Francia

Pirateria: entra nel vivo la missione Hadopi. A breve le prime mail di avvertimento ai recidivi del downloading illegale

Dopo tre anni di gestazione, la legge francese 'Creazione e Internet' volta a reprimere la pirateria di contenuti via web, entrerà finalmente nella fase d'azione: entro poche ore, infatti, l'Alta Autorità per la diffusione delle opere e la protezione dei diritti su internet (Hadopi) comincerà a inviare le prime email di avvertimento ai recidivi del download, ossia agli utenti beccati a scaricare musica, film e quant'altro dai siti P2P. Sono in molti, però, a chiedersi se e come la legge riuscirà nel suo intento primario: quello di scoraggiare la pirateria e rilanciare l'uso di sistemi di fruizione dei contenuti legali. La prima difficoltà sta proprio nell'impossibilità di censire quante opere protette da diritto d'autore vengano scaricate illegalmente, anche se il fenomeno è certo imponente, un'abitudine consolidata soprattutto fra i più giovani. Come dissuadere i pirati, dunque, senza mettere sotto sorveglianza tutti gli internauti? E, ancora, come distinguere tra chi scarica una canzone e chi lucra sulle opere piratate?
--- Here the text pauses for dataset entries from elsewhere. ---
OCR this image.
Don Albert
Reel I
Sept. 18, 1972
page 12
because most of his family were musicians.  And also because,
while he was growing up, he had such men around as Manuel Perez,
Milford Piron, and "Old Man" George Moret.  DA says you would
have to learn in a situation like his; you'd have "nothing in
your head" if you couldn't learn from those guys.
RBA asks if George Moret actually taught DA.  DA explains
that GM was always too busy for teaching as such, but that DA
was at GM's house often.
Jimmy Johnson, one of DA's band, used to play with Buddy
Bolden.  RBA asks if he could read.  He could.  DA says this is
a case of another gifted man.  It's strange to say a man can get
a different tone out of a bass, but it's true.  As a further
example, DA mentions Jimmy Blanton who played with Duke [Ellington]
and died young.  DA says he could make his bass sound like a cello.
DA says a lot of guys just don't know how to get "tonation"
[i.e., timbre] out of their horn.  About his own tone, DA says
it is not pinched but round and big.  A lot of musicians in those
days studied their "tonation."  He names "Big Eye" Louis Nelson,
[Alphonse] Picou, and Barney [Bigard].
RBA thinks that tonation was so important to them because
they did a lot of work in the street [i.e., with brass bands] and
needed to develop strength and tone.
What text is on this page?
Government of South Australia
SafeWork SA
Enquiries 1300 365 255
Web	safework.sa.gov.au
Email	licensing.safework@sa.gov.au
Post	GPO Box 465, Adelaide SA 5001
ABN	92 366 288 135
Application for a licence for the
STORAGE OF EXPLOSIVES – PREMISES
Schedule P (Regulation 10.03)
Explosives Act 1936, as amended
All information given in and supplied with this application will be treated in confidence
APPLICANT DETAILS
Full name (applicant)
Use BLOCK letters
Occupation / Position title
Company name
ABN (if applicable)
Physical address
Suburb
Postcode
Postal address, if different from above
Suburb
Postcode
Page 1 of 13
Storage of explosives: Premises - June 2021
Le Monde ha girato queste domande alla presidente della Commissione

Il quotidiano Le Monde ha girato queste domande alla presidente della Commissione per la protezione dei diritti dell'Hadopi, Mireille Imbert-Quaretta, che ha riconosciuto la difficoltà del compito che l'Autorità è chiamata a svolgere. Una missione che dovrà essere condotta assieme ai tribunali e agli specialisti nella repressione delle frodi - polizia, giudici - perché l'Hadopi da sola non può ambire a giungere al risultato di azzerare la pirateria dalla sera alla mattina.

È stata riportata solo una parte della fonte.